Correspondence to: Christopher B. Burge1 Correspondence and requests for materials should be addressed to C.B.B. (Email: cburge@mit.edu).
Abstract
Through alternative processing of pre-messenger RNAs, individual mammalian genes often produce multiple mRNA and protein isoforms that may have related, distinct or even opposing functions. Here we report an in-depth analysis of 15 diverse human tissue and cell line transcriptomes on the basis of deep sequencing of complementary DNA fragments, yielding a digital inventory of gene and mRNA isoform expression. Analyses in which sequence reads are mapped to exon–exon junctions indicated that 92–94% of human genes undergo alternative splicing,
86% with a minor isoform frequency of 15% or more.
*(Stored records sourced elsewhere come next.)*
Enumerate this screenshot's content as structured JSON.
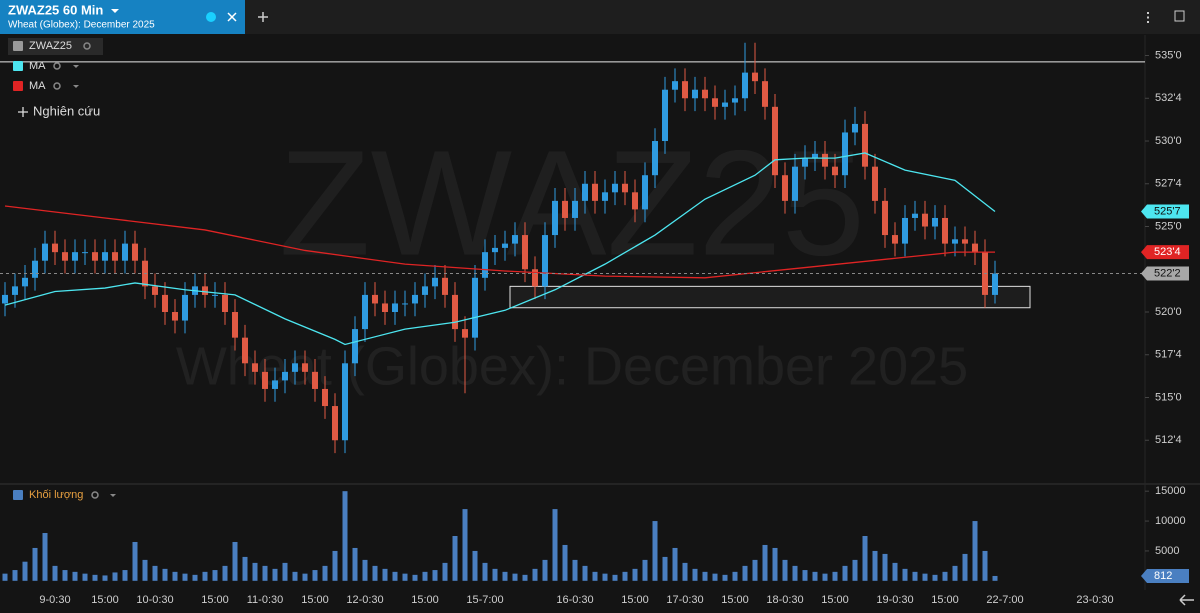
{
  "ui": {
    "tab_title": "ZWAZ25 60 Min",
    "tab_subtitle": "Wheat (Globex): December 2025",
    "study_button": "Nghiên cứu"
  },
  "chart_data": [
    {
      "type": "candlestick",
      "name": "ZWAZ25",
      "categories": [
        null,
        null,
        null,
        null,
        null,
        "9-0:30",
        null,
        null,
        null,
        null,
        "15:00",
        null,
        null,
        null,
        null,
        "10-0:30",
        null,
        null,
        null,
        null,
        null,
        "15:00",
        null,
        null,
        null,
        null,
        "11-0:30",
        null,
        null,
        null,
        null,
        "15:00",
        null,
        null,
        null,
        null,
        "12-0:30",
        null,
        null,
        null,
        null,
        null,
        "15:00",
        null,
        null,
        null,
        null,
        null,
        "15-7:00",
        null,
        null,
        null,
        null,
        null,
        null,
        null,
        null,
        "16-0:30",
        null,
        null,
        null,
        null,
        null,
        "15:00",
        null,
        null,
        null,
        null,
        "17-0:30",
        null,
        null,
        null,
        null,
        "15:00",
        null,
        null,
        null,
        null,
        "18-0:30",
        null,
        null,
        null,
        null,
        "15:00",
        null,
        null,
        null,
        null,
        null,
        "19-0:30",
        null,
        null,
        null,
        null,
        "15:00",
        null,
        null,
        null,
        null,
        null,
        "22-7:00",
        null,
        null,
        null,
        null,
        null,
        null,
        null,
        null,
        "23-0:30"
      ],
      "ylim": [
        510,
        536.2
      ],
      "yticks": [
        {
          "value": 535,
          "label": "535'0"
        },
        {
          "value": 532.5,
          "label": "532'4"
        },
        {
          "value": 530,
          "label": "530'0"
        },
        {
          "value": 527.5,
          "label": "527'4"
        },
        {
          "value": 525,
          "label": "525'0"
        },
        {
          "value": 520,
          "label": "520'0"
        },
        {
          "value": 517.5,
          "label": "517'4"
        },
        {
          "value": 515,
          "label": "515'0"
        },
        {
          "value": 512.5,
          "label": "512'4"
        }
      ],
      "grid": false,
      "series": [
        {
          "name": "ZWAZ25",
          "color": "#9a9a9a",
          "up_color": "#2f9be0",
          "down_color": "#e05a44",
          "open": [
            520.5,
            521,
            521.5,
            522,
            523,
            524,
            523.5,
            523,
            523.5,
            523.5,
            523,
            523.5,
            523,
            524,
            523,
            521.5,
            521,
            520,
            519.5,
            521,
            521.5,
            521,
            521,
            520,
            518.5,
            517,
            516.5,
            515.5,
            516,
            516.5,
            517,
            516.5,
            515.5,
            514.5,
            512.5,
            517,
            519,
            521,
            520.5,
            520,
            520.5,
            520.5,
            521,
            521.5,
            522,
            521,
            519,
            518.5,
            522,
            523.5,
            523.75,
            524,
            524.5,
            522.5,
            521.5,
            524.5,
            526.5,
            525.5,
            526.5,
            527.5,
            526.5,
            527,
            527.5,
            527,
            526,
            528,
            530,
            533,
            533.5,
            532.5,
            533,
            532.5,
            532,
            532.25,
            532.5,
            534,
            533.5,
            532,
            528,
            526.5,
            528.5,
            529,
            529.25,
            528.5,
            528,
            530.5,
            531,
            528.5,
            526.5,
            524.5,
            524,
            525.5,
            525.75,
            525,
            525.5,
            524,
            524.25,
            524,
            523.5,
            521,
            null,
            null,
            null,
            null,
            null,
            null,
            null,
            null,
            null,
            null
          ],
          "high": [
            521.75,
            522.25,
            522.75,
            523.75,
            524.75,
            524.75,
            524.25,
            524.25,
            524.25,
            524.25,
            524.25,
            524.25,
            524.75,
            524.75,
            523.75,
            522.25,
            521.75,
            520.75,
            521.75,
            522.25,
            522.25,
            521.75,
            521.75,
            520.75,
            519.25,
            517.75,
            517.25,
            516.75,
            517.25,
            517.75,
            517.75,
            517.25,
            516.25,
            515.25,
            517.75,
            519.75,
            521.75,
            521.75,
            521.25,
            521.25,
            521.25,
            521.75,
            522.25,
            522.75,
            522.75,
            521.75,
            519.75,
            522.75,
            524.25,
            524.5,
            524.75,
            525.25,
            525.25,
            523.25,
            525.25,
            527.25,
            527.25,
            527.25,
            528.25,
            528.25,
            527.75,
            528.25,
            528.25,
            527.75,
            528.75,
            530.75,
            533.75,
            534.25,
            534.25,
            533.75,
            533.75,
            533.25,
            533,
            533.25,
            535.75,
            535.75,
            534.25,
            532.75,
            528.75,
            529.25,
            529.75,
            530,
            530,
            529.25,
            531.25,
            532,
            531.75,
            529.25,
            527.25,
            525.25,
            526.25,
            526.5,
            526.5,
            526.25,
            526.25,
            525,
            525,
            524.75,
            524.25,
            523,
            null,
            null,
            null,
            null,
            null,
            null,
            null,
            null,
            null,
            null
          ],
          "low": [
            519.75,
            520.25,
            520.75,
            521.25,
            522.25,
            522.75,
            522.25,
            522.25,
            522.75,
            522.25,
            522.25,
            522.25,
            522.25,
            522.25,
            520.75,
            520.25,
            519.25,
            518.75,
            518.75,
            520.25,
            520.25,
            520.25,
            519.25,
            517.75,
            516.25,
            515.75,
            514.75,
            514.75,
            515.25,
            515.75,
            515.75,
            514.75,
            513.75,
            511.75,
            511.75,
            516.25,
            518.25,
            519.75,
            519.25,
            519.25,
            519.75,
            519.75,
            520.25,
            520.75,
            520.25,
            518.25,
            515.25,
            517.75,
            521.25,
            522.75,
            523,
            523.25,
            521.75,
            520.75,
            520.75,
            523.75,
            524.75,
            524.75,
            525.75,
            525.75,
            525.75,
            526.25,
            526.25,
            525.25,
            525.25,
            527.25,
            529.25,
            532.25,
            531.75,
            531.75,
            531.75,
            531.25,
            531.25,
            531.5,
            531.75,
            532.75,
            531.25,
            527.25,
            525.75,
            525.75,
            527.75,
            528.25,
            527.75,
            527.25,
            527.25,
            529.75,
            527.75,
            525.75,
            523.75,
            523.25,
            523.25,
            524.75,
            524.25,
            524.25,
            523.25,
            523.25,
            523.25,
            522.75,
            520.25,
            520.5,
            null,
            null,
            null,
            null,
            null,
            null,
            null,
            null,
            null,
            null
          ],
          "close": [
            521,
            521.5,
            522,
            523,
            524,
            523.5,
            523,
            523.5,
            523.5,
            523,
            523.5,
            523,
            524,
            523,
            521.5,
            521,
            520,
            519.5,
            521,
            521.5,
            521,
            521,
            520,
            518.5,
            517,
            516.5,
            515.5,
            516,
            516.5,
            517,
            516.5,
            515.5,
            514.5,
            512.5,
            517,
            519,
            521,
            520.5,
            520,
            520.5,
            520.5,
            521,
            521.5,
            522,
            521,
            519,
            518.5,
            522,
            523.5,
            523.75,
            524,
            524.5,
            522.5,
            521.5,
            524.5,
            526.5,
            525.5,
            526.5,
            527.5,
            526.5,
            527,
            527.5,
            527,
            526,
            528,
            530,
            533,
            533.5,
            532.5,
            533,
            532.5,
            532,
            532.25,
            532.5,
            534,
            533.5,
            532,
            528,
            526.5,
            528.5,
            529,
            529.25,
            528.5,
            528,
            530.5,
            531,
            528.5,
            526.5,
            524.5,
            524,
            525.5,
            525.75,
            525,
            525.5,
            524,
            524.25,
            524,
            523.5,
            521,
            522.25,
            null,
            null,
            null,
            null,
            null,
            null,
            null,
            null,
            null,
            null
          ]
        },
        {
          "name": "MA",
          "color": "#4de6f0",
          "x": [
            0,
            5,
            10,
            13,
            18,
            23,
            28,
            33,
            34,
            40,
            45,
            50,
            55,
            60,
            65,
            70,
            75,
            77,
            80,
            83,
            86,
            90,
            95,
            99
          ],
          "values": [
            520.4,
            521.2,
            521.4,
            521.7,
            521.3,
            521,
            519.6,
            518.4,
            518.1,
            519,
            519.4,
            520.1,
            521.3,
            522.8,
            524.5,
            526.6,
            528,
            528.9,
            529,
            529,
            529.3,
            528.3,
            527.7,
            525.875
          ]
        },
        {
          "name": "MA",
          "color": "#e02424",
          "x": [
            0,
            10,
            20,
            30,
            40,
            50,
            60,
            70,
            80,
            90,
            95,
            99
          ],
          "values": [
            526.2,
            525.5,
            524.8,
            523.6,
            522.8,
            522.4,
            522.1,
            522,
            522.6,
            523.2,
            523.5,
            523.5
          ]
        }
      ],
      "hline": 534.625,
      "box": {
        "x": [
          51,
          103
        ],
        "y": [
          520.25,
          521.5
        ]
      },
      "price_labels": [
        {
          "value": 525.875,
          "label": "525'7",
          "color": "#4de6f0"
        },
        {
          "value": 523.5,
          "label": "523'4",
          "color": "#e02424"
        },
        {
          "value": 522.25,
          "label": "522'2",
          "color": "#a8a8a8"
        }
      ]
    },
    {
      "type": "bar",
      "name": "Khối lượng",
      "color": "#4a7fc1",
      "ylim": [
        -700,
        15700
      ],
      "yticks": [
        5000,
        10000,
        15000
      ],
      "values": [
        1200,
        1800,
        3200,
        5500,
        8000,
        2500,
        1800,
        1500,
        1200,
        1000,
        900,
        1400,
        1800,
        6500,
        3500,
        2500,
        2000,
        1500,
        1200,
        1000,
        1500,
        1800,
        2500,
        6500,
        4000,
        3000,
        2500,
        2000,
        3000,
        1500,
        1200,
        1800,
        2500,
        5000,
        15000,
        5500,
        3500,
        2500,
        2000,
        1500,
        1200,
        1000,
        1500,
        1800,
        3000,
        7500,
        12000,
        5000,
        3000,
        2000,
        1500,
        1200,
        1000,
        2000,
        3500,
        12000,
        6000,
        3500,
        2500,
        1500,
        1200,
        1000,
        1500,
        2000,
        3500,
        10000,
        4000,
        5500,
        3000,
        2000,
        1500,
        1200,
        1000,
        1500,
        2500,
        3500,
        6000,
        5500,
        3500,
        2500,
        1800,
        1500,
        1200,
        1500,
        2500,
        3500,
        7500,
        5000,
        4500,
        3000,
        2000,
        1500,
        1200,
        1000,
        1500,
        2500,
        4500,
        10000,
        5000,
        812,
        null,
        null,
        null,
        null,
        null,
        null,
        null,
        null,
        null,
        null
      ]
    }
  ]
}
Differences in isoform-specific read densities indicated that most alternative splicing and alternative cleavage and polyadenylation events vary between tissues, whereas variation between individuals was approximately twofold to threefold less common. Extreme or 'switch-like' regulation of splicing between tissues was associated with increased sequence conservation in regulatory regions and with generation of full-length open reading frames. Patterns of alternative splicing and alternative cleavage and polyadenylation were strongly correlated across tissues, suggesting coordinated regulation of these processes, and sequence conservation of a subset of known regulatory motifs in both alternative introns and 3' untranslated regions suggested common involvement of specific factors in tissue-level regulation of both splicing and polyadenylation.